The Cavaliers plan to use Kyle Korver primarily off the bench, according to Jason Lloyd of The Akron Beacon Journal. Cleveland’s trade for the veteran guard was finalized today, and coach Tyronn Lue calls him one of the NBA’s best shooters off screens, along with Warriors guards Stephen Curry and Klay Thompson. “Especially a guy who can move without the ball the way he moves coming off screens and things like that, there’s no better guy,” Lue said. “You put him on the floor with Channing [Frye], RJ [Richard Jefferson], LeBron [James] and the floor will open wide, so now you got to pick your poison when you try to help off Kyrie and LeBron.” However, Lue prefers to keep DeAndre Liggins in the starting lineup because of defense against opposing point guards.

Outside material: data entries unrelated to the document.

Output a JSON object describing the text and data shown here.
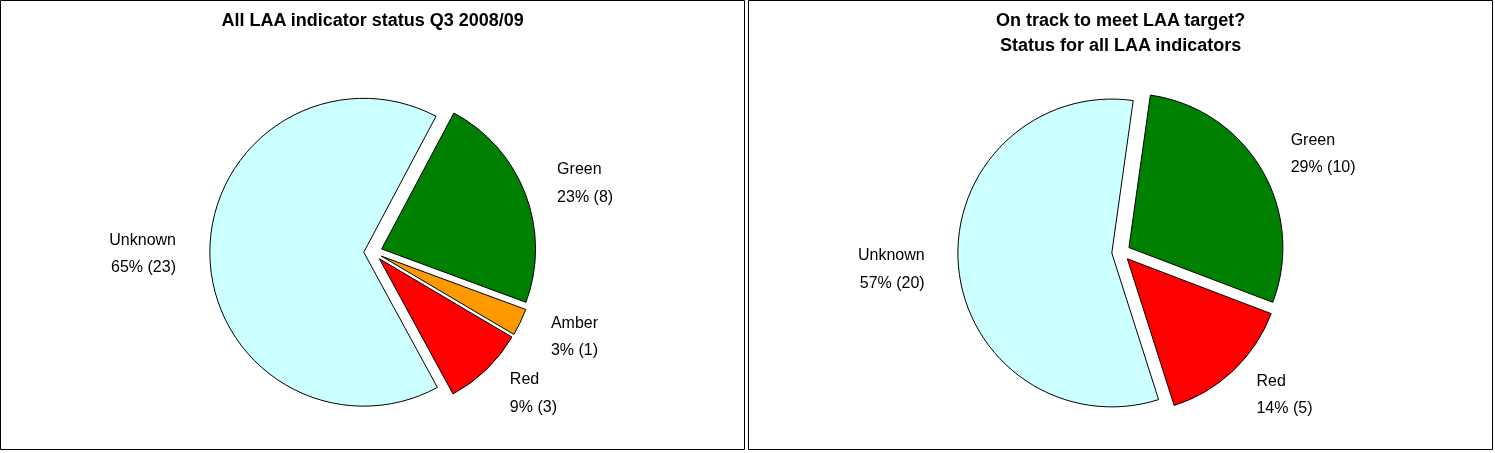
{
  "chart_data": [
    {
      "type": "pie",
      "title": "All LAA indicator status Q3 2008/09",
      "categories": [
        "Green",
        "Amber",
        "Red",
        "Unknown"
      ],
      "values": [
        8,
        1,
        3,
        23
      ],
      "colors": [
        "#008000",
        "#ff9900",
        "#ff0000",
        "#ccffff"
      ],
      "value_labels": [
        "23% (8)",
        "3% (1)",
        "9% (3)",
        "65% (23)"
      ]
    },
    {
      "type": "pie",
      "title": "On track to meet LAA target?\nStatus for all LAA indicators",
      "categories": [
        "Green",
        "Red",
        "Unknown"
      ],
      "values": [
        10,
        5,
        20
      ],
      "colors": [
        "#008000",
        "#ff0000",
        "#ccffff"
      ],
      "value_labels": [
        "29% (10)",
        "14% (5)",
        "57% (20)"
      ]
    }
  ]
}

There’s more news out of Cleveland:
- Mike Dunleavy Jr.‘s disappointing season played a huge role in the deal, Lloyd writes in the same piece. The Cavs picked up Dunleavy for virtually nothing over the summer when the Bulls were clearing cap space to sign Dwyane Wade, but he put up some of the worst numbers of his career in Cleveland. He averaged just 4.6 points in 23 games and shot 35% from 3-point range, his worst figure since 2009/10. Dunleavy dropped out of the rotation early, but Lue says it wasn’t entirely his fault. “We really didn’t run the same movement stuff for him that Chicago ran for him and he didn’t really get a chance to really fit and blend in,” the coach said. “And that was on me, on us, but that’s just how our team is constructed. And it wasn’t fair to him but he’s a great professional. … I just thought he never really got a great rhythm on our team.”
- Jonathan Holmes, who was cut by the Cavaliers in training camp, has joined the team’s D-League affiliate in Canton, tweets international basketball writer David Pick. The 24-year-old forward signed a two-month contract with Barcelona in November with an option for the rest of the season, but the team decided not to extend the deal. Pick calls him a “legit call-up candidate.”